Nie miała prawa jazdy, wiozła dzieci. Wjechała pod pociąg
Do tragedii mogło dojść w czwartek po godzinie 17 na przejeździe kolejowym w Jankowie (woj. kujawsko-pomorskie). 21-latka, która nie miała prawa jazdy i wiozła samochodem dzieci, wjechała pod pociąg. Maszynista zauważył auto i rozpoczął hamowanie, dzięki czemu do uderzenia w pojazd doszło w chwili, gdy kobieta zjeżdżała już z torów.

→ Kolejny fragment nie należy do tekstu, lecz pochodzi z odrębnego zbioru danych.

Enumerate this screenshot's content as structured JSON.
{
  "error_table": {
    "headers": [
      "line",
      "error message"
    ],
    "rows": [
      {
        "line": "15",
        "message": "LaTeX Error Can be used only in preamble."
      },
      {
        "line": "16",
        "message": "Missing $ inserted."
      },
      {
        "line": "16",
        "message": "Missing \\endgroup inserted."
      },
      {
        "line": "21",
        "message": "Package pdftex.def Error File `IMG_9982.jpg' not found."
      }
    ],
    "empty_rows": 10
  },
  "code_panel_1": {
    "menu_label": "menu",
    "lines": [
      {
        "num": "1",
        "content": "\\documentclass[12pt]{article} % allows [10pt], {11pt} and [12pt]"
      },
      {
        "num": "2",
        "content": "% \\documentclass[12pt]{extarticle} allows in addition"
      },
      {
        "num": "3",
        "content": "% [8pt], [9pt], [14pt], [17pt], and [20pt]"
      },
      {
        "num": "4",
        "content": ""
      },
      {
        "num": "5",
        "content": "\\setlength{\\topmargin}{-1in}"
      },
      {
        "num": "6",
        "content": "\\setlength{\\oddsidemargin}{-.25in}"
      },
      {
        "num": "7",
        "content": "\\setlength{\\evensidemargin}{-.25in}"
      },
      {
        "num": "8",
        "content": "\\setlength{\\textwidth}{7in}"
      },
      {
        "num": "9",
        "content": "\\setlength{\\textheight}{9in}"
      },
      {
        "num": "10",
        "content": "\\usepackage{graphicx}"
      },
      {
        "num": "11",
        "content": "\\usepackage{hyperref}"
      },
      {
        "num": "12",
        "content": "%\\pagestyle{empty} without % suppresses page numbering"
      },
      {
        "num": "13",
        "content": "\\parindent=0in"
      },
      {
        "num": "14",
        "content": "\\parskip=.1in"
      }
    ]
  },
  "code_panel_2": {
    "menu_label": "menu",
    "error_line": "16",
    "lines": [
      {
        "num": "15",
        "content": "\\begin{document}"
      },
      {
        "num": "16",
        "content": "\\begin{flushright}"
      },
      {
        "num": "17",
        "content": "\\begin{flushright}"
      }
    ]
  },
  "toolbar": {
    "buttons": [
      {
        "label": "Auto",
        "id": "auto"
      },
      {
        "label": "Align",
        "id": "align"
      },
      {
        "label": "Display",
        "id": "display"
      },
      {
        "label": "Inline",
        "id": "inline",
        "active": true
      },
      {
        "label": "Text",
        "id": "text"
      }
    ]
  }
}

- 21-latka kierująca osobową hondą zatrzymała się, aby sprawdzić czy na niestrzeżony przejazd nie wjeżdża pociąg. Na szczęście maszynista widział auto i rozpoczął hamowanie, dzięki czemu do uderzenia w pojazd doszło już, gdy kobieta zjeżdżała z torów - poinformowała sierż. szt. Małgorzata Małkińska z policji w Lipnie.
- Jak się okazało mieszkanka gminy Lipno nie miała uprawnień do kierowania, a w aucie wiozła dwoje małoletnich dzieci - powiedziała sierż. szt. Małkińska.
Odwiozła dzieci, auto zostawiła w lesie
Kobieta była tak przestraszona, że odjechała z miejsca kolizji, odwiozła dzieci do domu, a potem zostawiła auto w lesie i wróciła pieszo na przejazd kolejowy. Była trzeźwa.
W zdarzeniu nikt nie ucierpiał.
21-latka przed sądem odpowie za prowadzenie pojazdu bez wymaganych uprawnień i spowodowanie kolizji z pojazdem szynowym.